The ‘right’ withdrawal rate depends on three things, according to Morningstar. It depends on the market environment during a retiree’s drawdown, the length of the period of the drawdown, and the portfolio’s asset allocation.

Morningstar found that portfolios with higher equity weightings had a higher median residual balance at the end of the 30 years than bond-heavy portfolios. Conservative portfolio allocations improve the safe withdrawal rate but it does so at the cost of potential future wealth.

Morningstar’s starting safe rate is modeled on portfolios that hold between 20 percent and 40 percent in equities with the remainder in bonds and cash with a 30-year horizon and with a 90 percent probability of success.

According to the report, portfolios with equity weights between 20 percent and 40 percent had the highest starting safe withdrawal percentage but they had a lower median balance at year 30 than did portfolios with more equity exposure.

Falling inflation had one of the biggest impacts on increasing the safe withdrawal rate this year.

Last year, Morningstar ran the forecast with a 2.84 percent inflation rate compared to 2.46 in 2023. Higher fixed income yield also played a major role in increasing withdrawal conditions, said Arnott.

Many aspects affect an individual investor’s withdrawal rate, including their spending.

According to research by the Employee Benefits Research Institute that looked at actual retiree spending, spending tends to level off in the middle to later years of retirement. When Morningstar factored this into the model, it found that the safe withdrawal rate actually increased to 5 percent.

Knowing a client’s real spending habits could help advisors more accurately plan.

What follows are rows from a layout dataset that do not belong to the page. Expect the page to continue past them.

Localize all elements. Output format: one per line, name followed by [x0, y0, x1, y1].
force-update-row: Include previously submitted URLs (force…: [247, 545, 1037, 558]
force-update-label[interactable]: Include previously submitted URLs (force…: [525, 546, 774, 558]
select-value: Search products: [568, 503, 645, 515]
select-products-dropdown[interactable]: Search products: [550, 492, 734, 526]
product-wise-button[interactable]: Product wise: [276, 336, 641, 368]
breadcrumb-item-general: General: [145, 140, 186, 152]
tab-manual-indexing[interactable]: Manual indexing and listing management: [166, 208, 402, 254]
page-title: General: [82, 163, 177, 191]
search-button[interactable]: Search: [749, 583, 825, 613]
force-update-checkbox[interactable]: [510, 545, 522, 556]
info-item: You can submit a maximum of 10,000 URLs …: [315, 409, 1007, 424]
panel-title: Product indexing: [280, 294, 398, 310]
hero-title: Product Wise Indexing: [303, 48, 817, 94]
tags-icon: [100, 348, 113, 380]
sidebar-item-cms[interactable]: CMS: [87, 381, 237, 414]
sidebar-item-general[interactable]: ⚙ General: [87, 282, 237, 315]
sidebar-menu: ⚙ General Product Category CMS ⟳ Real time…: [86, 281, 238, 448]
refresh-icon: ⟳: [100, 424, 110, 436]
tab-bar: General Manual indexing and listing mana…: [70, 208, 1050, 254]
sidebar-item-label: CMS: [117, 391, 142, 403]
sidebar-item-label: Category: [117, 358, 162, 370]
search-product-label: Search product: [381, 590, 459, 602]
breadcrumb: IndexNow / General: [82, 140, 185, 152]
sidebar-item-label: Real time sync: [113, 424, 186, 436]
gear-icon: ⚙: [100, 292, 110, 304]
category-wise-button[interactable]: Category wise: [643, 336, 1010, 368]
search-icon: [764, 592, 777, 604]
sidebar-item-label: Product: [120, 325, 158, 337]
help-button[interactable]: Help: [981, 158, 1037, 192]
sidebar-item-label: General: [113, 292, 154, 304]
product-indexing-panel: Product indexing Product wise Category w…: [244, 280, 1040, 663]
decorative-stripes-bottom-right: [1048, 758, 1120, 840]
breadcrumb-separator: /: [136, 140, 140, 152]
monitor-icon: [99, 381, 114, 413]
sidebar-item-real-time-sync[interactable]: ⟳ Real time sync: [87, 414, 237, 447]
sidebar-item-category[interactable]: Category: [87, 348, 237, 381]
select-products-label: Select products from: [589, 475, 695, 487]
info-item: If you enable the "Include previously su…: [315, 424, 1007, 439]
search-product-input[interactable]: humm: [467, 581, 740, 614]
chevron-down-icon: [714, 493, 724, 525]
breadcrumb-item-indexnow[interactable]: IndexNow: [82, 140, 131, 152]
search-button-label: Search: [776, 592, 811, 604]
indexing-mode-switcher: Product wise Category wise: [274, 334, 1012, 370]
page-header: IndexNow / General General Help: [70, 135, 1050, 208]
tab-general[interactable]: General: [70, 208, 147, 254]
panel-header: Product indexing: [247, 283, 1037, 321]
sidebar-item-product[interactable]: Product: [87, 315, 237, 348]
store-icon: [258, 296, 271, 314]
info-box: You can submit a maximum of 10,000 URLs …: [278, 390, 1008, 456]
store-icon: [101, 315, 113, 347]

David Caviness, founder of Caviness Wealth Management, an RIA serving about 125 households with 50 million in AUM with most of his clients in the pre-retirement planning or retirement drawdown phase, said it’s all about creating a plan that is realistic and sustainable.

This requires advisors to have detailed conversations about spending, financial needs, asset allocation and risk tolerance, financial legacy requirements, and life expectancy from the very beginning.

“When [clients are] concerned about the market being down 20 percent, those conversations center back to our plan, our investment strategy, and then what investments we own,” said Caviness.